I was just installing a pair of Ruby applications on my new own server. I never got any SSL errors on the development machines, but now I got one. Sometimes Ruby library errors is specific on the library that currently using the library not the dependencies or the other, so I decided to look into exact error message which was complaining like this:
SSL_connect returned=1 errno=0 state=SSLv3 read server certificate B: certificate verify failed (OpenSSL::SSL::SSLError)
Some people talking about disable SSL verification using Verify None, but i was thinking that it was not the solution, how if i have to use the verification?
Some other thinks that I should reinstall rvm package for openssl and it would work, but I didn’t understand how was it actually going.

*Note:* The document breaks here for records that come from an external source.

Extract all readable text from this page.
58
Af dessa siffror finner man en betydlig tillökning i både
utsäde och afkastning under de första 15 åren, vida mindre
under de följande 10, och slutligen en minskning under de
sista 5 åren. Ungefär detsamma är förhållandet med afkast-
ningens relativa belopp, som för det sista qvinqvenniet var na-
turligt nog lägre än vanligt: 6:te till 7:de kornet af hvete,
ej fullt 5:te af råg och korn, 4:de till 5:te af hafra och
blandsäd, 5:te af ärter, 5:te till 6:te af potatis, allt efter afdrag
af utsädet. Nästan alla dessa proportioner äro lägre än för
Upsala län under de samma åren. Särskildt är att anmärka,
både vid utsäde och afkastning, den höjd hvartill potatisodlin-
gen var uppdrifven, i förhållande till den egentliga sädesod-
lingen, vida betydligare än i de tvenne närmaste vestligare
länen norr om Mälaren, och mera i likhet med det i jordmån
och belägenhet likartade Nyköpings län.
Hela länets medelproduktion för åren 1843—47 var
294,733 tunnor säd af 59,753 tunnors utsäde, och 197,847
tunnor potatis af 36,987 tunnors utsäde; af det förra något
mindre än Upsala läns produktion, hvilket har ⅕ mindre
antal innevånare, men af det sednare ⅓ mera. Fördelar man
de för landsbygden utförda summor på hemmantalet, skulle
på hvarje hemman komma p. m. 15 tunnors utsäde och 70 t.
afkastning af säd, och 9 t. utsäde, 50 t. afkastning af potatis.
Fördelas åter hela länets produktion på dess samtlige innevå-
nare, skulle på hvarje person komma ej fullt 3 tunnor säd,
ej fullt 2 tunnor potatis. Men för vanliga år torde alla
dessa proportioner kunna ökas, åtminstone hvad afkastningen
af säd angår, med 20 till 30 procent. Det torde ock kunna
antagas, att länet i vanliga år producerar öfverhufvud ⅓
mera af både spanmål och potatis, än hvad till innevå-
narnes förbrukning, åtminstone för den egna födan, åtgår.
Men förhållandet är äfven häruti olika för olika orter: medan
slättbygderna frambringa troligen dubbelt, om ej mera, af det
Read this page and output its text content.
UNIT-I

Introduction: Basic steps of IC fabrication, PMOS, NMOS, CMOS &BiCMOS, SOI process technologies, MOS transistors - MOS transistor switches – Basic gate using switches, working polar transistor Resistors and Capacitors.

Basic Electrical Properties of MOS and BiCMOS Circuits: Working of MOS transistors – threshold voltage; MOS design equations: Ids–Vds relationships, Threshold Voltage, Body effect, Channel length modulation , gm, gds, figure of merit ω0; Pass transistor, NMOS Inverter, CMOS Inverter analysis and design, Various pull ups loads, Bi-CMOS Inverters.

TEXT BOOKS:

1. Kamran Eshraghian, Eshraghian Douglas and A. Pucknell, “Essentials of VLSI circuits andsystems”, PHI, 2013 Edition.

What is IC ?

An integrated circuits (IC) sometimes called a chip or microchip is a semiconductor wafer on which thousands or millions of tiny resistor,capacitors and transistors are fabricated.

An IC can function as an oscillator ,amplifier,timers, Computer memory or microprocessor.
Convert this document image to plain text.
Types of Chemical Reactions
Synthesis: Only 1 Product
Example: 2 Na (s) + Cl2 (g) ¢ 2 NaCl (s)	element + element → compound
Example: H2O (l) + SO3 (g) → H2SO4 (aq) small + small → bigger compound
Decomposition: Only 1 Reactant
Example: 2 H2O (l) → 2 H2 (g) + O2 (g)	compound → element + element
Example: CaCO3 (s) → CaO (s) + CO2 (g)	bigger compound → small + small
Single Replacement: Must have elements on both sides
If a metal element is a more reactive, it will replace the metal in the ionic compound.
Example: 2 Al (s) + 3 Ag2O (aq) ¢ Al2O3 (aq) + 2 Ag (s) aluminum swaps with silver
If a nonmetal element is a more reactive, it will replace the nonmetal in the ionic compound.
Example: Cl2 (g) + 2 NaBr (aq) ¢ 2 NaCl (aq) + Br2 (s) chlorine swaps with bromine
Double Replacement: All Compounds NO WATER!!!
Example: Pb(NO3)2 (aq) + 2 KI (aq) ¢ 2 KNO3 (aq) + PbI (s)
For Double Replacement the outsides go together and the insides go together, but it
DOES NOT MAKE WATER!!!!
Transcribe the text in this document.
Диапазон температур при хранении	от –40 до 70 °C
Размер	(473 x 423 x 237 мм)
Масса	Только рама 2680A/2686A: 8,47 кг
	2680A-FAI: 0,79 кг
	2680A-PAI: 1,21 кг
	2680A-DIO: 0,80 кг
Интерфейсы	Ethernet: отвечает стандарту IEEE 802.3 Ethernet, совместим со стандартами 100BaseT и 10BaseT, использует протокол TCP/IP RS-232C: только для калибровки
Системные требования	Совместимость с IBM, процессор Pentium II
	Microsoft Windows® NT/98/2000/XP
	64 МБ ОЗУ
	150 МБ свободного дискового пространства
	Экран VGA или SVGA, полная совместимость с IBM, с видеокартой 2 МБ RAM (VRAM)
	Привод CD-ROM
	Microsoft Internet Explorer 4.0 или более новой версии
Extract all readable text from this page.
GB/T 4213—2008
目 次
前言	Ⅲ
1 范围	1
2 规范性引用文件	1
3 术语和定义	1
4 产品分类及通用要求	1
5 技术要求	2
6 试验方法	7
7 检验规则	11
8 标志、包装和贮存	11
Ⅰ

And another said that I should install the ca-cert bundle, but when i use curl to https url it works.
I figured out that the certificate is not loaded or not recognized in runtime environment, so i make sure that the curl certificate is exist in /etc/ssl/certs/cacert.pem.
Then add this assignment whenever I think my script needs the certificate to be recognized:
ENV['SSL_CERT_FILE'] = “/etc/ssl/certs/cacert.pem”
I tried to run the scripts within applications I build and it’s work fine. Perhaps, you would just need to ‘export’ the SSL_CERT_FILE to your operating system environment. But this may not a correct way or an elegant solution, please correct me if you have more better way.